By implementing just half of these options, perhaps £25m p.a. could be liberated for other spending priorities.

Fifthly, finally and flippantly, next year’s budget sees £25m allocated to Scotland Act implementation – in particular, setting up the rate of Scottish income tax. Why spend all that money establishing a power if you’re not going to use it?
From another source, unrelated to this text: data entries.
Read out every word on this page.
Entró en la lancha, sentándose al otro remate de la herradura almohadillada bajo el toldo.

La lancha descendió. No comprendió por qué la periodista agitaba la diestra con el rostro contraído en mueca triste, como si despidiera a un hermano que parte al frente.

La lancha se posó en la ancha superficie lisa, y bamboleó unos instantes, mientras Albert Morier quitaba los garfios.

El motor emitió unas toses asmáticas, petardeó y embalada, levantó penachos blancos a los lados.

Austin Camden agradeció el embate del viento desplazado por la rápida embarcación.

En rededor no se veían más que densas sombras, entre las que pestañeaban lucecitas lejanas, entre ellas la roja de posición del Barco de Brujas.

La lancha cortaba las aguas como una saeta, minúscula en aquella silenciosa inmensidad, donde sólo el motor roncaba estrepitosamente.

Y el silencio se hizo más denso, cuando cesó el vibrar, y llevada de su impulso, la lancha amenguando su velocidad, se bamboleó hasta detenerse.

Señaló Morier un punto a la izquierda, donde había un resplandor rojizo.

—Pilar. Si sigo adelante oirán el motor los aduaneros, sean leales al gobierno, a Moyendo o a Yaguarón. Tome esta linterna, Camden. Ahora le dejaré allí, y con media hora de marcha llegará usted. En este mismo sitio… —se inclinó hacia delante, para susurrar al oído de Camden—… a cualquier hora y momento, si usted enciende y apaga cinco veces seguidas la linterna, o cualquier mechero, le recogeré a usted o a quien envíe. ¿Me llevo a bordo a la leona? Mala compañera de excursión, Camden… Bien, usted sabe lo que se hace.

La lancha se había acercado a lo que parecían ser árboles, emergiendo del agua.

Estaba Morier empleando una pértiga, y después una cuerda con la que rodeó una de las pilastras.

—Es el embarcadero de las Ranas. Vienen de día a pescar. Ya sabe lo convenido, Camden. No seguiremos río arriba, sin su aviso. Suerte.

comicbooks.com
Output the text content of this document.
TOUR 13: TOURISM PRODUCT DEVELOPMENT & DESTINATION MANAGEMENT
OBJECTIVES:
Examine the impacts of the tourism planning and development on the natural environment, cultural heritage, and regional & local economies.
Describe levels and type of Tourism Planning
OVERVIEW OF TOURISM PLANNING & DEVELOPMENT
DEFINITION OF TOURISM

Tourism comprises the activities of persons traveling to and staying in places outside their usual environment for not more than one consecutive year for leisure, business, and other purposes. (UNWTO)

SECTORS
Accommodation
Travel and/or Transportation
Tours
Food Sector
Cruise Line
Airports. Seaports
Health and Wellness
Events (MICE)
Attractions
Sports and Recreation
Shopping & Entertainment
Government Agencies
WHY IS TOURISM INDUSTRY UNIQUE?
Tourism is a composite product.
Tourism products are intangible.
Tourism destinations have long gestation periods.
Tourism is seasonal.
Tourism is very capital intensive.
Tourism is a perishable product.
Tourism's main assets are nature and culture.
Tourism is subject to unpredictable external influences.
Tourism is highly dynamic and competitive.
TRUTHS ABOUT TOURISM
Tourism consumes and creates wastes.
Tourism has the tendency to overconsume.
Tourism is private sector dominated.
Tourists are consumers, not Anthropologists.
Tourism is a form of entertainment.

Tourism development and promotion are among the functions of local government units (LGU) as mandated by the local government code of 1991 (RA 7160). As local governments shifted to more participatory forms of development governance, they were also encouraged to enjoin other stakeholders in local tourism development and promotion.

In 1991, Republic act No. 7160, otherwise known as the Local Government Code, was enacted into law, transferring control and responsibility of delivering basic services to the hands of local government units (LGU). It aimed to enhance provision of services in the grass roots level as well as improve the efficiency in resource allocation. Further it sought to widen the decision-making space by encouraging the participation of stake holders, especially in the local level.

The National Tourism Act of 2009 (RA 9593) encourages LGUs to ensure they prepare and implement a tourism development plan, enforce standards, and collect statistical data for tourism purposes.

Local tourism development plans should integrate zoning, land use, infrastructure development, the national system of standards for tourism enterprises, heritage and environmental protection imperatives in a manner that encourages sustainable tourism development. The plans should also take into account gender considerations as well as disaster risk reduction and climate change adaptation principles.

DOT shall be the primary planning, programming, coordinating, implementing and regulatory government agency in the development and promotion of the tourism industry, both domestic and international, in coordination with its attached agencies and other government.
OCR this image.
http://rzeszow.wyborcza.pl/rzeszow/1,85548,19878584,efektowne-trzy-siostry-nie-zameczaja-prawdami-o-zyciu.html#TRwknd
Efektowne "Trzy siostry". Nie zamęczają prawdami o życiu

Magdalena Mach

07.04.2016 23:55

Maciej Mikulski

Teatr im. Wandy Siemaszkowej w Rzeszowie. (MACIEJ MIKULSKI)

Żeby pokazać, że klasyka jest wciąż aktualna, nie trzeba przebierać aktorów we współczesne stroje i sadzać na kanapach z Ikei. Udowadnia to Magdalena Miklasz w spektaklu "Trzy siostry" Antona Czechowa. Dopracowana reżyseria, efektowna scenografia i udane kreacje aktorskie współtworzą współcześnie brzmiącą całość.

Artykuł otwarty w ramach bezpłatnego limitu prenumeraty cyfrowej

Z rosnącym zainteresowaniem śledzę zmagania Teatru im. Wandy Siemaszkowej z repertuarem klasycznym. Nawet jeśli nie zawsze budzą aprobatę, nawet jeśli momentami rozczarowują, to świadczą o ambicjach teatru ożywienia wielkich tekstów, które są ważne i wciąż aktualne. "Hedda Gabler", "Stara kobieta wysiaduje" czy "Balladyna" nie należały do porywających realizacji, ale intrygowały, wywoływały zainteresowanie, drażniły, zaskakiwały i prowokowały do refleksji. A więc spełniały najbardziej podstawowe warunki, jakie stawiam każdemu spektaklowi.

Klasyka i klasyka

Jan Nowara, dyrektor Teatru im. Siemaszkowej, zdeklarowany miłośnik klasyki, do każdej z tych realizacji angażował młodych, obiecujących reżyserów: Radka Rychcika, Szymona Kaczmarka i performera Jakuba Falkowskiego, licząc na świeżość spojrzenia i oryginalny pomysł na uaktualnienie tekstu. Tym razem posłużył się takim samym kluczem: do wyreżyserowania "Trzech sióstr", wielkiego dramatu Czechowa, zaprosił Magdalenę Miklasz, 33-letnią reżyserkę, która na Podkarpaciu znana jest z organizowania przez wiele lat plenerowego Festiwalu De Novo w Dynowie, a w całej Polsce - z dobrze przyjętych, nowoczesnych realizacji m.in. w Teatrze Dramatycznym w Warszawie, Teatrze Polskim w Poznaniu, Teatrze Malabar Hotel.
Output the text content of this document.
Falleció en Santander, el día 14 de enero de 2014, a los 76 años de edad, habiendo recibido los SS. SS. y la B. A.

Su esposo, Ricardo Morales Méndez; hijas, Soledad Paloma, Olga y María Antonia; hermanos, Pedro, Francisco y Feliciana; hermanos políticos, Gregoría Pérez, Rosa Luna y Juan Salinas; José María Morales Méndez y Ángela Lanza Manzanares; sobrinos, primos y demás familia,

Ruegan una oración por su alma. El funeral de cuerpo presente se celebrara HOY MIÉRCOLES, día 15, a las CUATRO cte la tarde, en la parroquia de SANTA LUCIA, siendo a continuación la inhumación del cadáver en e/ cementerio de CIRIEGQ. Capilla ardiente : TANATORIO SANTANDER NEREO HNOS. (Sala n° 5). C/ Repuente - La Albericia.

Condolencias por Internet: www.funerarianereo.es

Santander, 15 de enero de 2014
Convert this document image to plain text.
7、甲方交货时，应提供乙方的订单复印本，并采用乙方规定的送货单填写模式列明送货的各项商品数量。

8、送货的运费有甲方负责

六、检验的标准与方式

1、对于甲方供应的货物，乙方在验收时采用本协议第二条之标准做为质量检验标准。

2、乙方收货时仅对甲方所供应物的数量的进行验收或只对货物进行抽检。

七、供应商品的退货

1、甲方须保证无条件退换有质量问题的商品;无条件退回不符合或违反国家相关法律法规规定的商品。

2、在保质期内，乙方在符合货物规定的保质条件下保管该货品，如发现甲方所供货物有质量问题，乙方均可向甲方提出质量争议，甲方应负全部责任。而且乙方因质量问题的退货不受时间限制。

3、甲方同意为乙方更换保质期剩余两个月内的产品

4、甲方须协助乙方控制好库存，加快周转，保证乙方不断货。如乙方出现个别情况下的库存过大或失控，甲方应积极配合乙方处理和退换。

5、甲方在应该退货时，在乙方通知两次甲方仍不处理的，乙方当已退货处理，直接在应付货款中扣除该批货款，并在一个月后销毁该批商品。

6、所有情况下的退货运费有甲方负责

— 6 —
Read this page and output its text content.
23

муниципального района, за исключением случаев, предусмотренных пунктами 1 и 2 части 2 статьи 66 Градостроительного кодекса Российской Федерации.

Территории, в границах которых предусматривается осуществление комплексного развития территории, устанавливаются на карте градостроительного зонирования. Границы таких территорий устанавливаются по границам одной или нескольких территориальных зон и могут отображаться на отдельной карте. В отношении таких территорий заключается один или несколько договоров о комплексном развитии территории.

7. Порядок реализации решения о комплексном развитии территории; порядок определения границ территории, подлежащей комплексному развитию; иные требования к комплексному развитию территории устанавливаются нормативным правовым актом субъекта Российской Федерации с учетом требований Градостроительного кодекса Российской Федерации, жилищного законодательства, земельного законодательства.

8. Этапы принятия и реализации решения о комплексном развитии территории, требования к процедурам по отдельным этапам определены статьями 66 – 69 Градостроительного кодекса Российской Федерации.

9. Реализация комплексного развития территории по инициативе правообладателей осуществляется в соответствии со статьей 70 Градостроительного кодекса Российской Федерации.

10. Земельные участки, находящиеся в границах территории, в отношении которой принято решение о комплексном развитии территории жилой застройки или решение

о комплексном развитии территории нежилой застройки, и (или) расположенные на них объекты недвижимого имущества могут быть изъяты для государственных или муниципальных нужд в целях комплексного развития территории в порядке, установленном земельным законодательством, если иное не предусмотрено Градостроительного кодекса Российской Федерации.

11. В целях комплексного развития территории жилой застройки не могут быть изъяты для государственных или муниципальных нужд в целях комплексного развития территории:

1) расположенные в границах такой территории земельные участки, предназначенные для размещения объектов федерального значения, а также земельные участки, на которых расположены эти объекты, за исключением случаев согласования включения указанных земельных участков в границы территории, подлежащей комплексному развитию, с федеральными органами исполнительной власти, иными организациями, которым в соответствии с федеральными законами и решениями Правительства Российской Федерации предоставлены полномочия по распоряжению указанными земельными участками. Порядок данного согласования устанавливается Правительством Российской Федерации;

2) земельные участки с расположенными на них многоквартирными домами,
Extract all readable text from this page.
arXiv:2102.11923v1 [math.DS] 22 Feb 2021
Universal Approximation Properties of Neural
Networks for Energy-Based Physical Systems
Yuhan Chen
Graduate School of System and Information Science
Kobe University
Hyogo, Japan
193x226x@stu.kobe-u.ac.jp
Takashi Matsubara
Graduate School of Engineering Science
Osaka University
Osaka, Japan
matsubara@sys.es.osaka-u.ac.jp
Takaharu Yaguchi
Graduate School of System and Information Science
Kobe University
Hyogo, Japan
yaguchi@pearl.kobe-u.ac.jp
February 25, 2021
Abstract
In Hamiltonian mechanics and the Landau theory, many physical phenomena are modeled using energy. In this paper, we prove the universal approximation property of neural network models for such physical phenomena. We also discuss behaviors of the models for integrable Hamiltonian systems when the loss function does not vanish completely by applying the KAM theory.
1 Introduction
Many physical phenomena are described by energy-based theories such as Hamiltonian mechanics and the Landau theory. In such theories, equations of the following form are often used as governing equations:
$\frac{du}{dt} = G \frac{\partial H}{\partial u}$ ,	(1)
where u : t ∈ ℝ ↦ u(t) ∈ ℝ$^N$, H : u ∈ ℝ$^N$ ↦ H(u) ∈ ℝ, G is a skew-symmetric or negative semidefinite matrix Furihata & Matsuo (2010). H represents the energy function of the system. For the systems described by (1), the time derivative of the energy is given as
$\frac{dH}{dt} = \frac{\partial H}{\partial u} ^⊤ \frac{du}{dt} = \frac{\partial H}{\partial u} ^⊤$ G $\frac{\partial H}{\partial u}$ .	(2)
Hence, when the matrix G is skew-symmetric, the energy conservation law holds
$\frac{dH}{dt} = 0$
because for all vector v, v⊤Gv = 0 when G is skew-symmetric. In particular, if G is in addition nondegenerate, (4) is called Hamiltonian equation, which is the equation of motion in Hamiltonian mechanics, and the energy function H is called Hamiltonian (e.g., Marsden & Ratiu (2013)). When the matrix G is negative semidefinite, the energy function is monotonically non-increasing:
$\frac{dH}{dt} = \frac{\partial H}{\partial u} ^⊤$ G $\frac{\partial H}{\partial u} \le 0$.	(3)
These are just some ideas which occurred to me going through the budget document. I know there are many other ideas out there, including those being debated in the Smith Commission. However these spending choices can be enacted now. They enable us to outline policy choices now, irrespective of constitutional evolution. They illustrate how, today, the SNP are making self-interested, just plain bad spending decisions to Scotland’s detriment.

Our leadership candidates should be comfortable telling us which policies they would pursue as First Minister, even if they require spending money. Because with better, less nationalistic and less hubristic management of the nation’s finances, there is money available.